Staff shortages: towards a European Health Workforce Strategy

High-Level Conference on the Future of the EU Health Union, organised by the Belgian Presidency of the EU

High-Level Conference on the Future of the EU Health Union, organised by the Belgian Presidency of the EU

(5 April 2024) EPSU recently participated in the High-Level Conference on the Future of the EU Health Union, organised by the Belgian Presidency of the EU. At the conference, EPSU representatives Jan Willem Goudriaan and Adam Rogalewski highlighted several key issues affecting healthcare workers in Europe and how they can be tackled on an EU level.

Adam Rogalewski emphasised the critical role of working conditions in tackling workforce shortages, particularly emphasising the importance of gender equality and work-life balance. He also drew attention to the alarming increase in violence against medical workers, especially in Central Asia.

EPSU's General Secretary contributed to the panel discussion on the Health Workforce, which aimed to provide consultation for developing a proposal for a European Health Workforce Plan. This initiative, proposed by the Belgian Presidency and set to be presented at the end-of-April health minister meeting, is a welcomed effort. It includes support for developing an individual directive on Psychosocial Risk Factors (PSRs), an action which EPSU has long campaigned for.

Outlining EPSU's recommendations to address staff shortages, Jan Willem Goudriaan focused on three main points:

  1. Strengthening occupational health and safety: Utilising Article 153 of the Treaty on the Functioning of the European Union, which allows for coordination of social law to protect workers' health and safety. Developing individual directives on PSRs and musculoskeletal disorders (MSDs) is crucial, as these issues are closely linked to staff shortages and work-related stress.

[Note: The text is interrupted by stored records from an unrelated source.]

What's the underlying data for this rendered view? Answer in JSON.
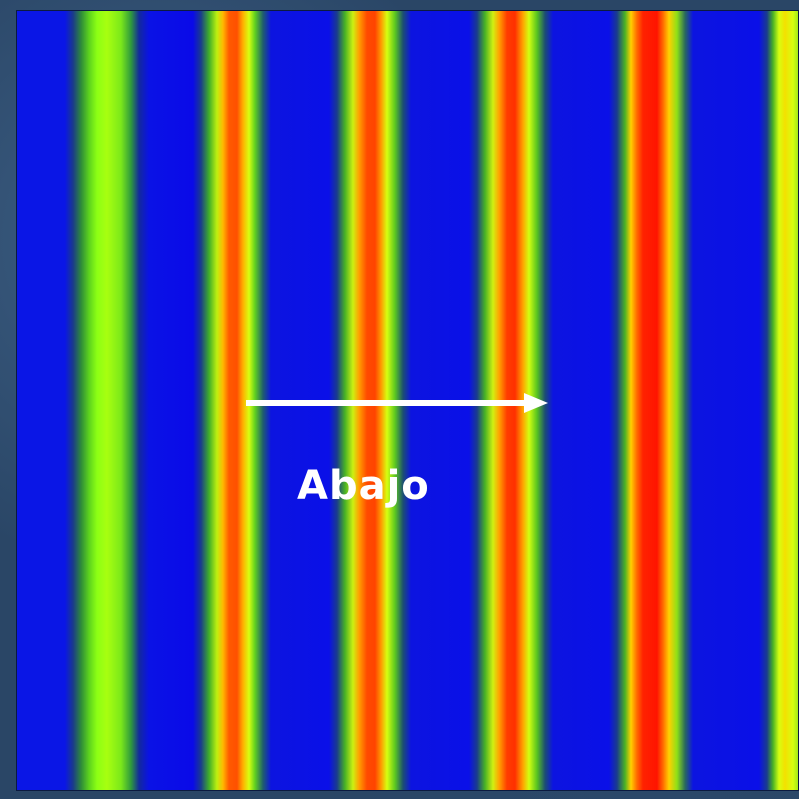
{
  "image": {
    "description_colors": {
      "background_frame": "#2a4666",
      "low": "#0a12e6",
      "mid_low": "#2e8a3a",
      "mid": "#8cff14",
      "mid_high": "#ffb800",
      "high": "#ff2200",
      "arrow": "#ffffff"
    },
    "direction_arrow": "right-arrow",
    "label": "Abajo"
  }
}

It should also be possible to develop a directive on safe staffing using the same principles used for the Minimum Wage Directive.
  2. Improving pay and working conditions: Pay and other working conditions (including Continuous Professional Development and protection from third-party violence) are pivotal and are negotiated through social dialogues on both European and national levels. On EU level, cuts have been made to a crucial sectoral social dialogue which represents 23 million workers and which has demonstrated the capacity to deliver meaningful change, including the Directive on the prevention of sharp injuries in the hospital and healthcare sector. It is particularly important to continue to develop and strengthen social dialogue in regions such as Southern and Eastern Europe, as demonstrated in our project with HOSPEEM. EPSU and other social partners are negotiating with employers to update guidelines to tackle third-party violence and harassment.
  3. Ensuring sustainable funding: Sustainable funding is necessary to improve working conditions. EPSU echoes the WHO-Europe's recommendation to safeguard the health sector from austerity measures and calls for economic governance rules that prioritise funding and investment in healthcare. Health should not be treated as a commodity and must be protected from commercialisation.

The conference highlighted calls for a European Health Workforce Strategy, which would need to be integrated with health systems transformation and resilience improvement. This strategy should cover various aspects such as planning, recruitment, training, working conditions, and professional development, along with evaluating the impact of existing EU legal frameworks on national health workforce strategies.

Addressing staff shortages in the healthcare sector requires a multifaceted approach involving stakeholders at various levels. A successful Health Union can only be built by prioritising the well-being of healthcare workers and ensuring adequate resources and support.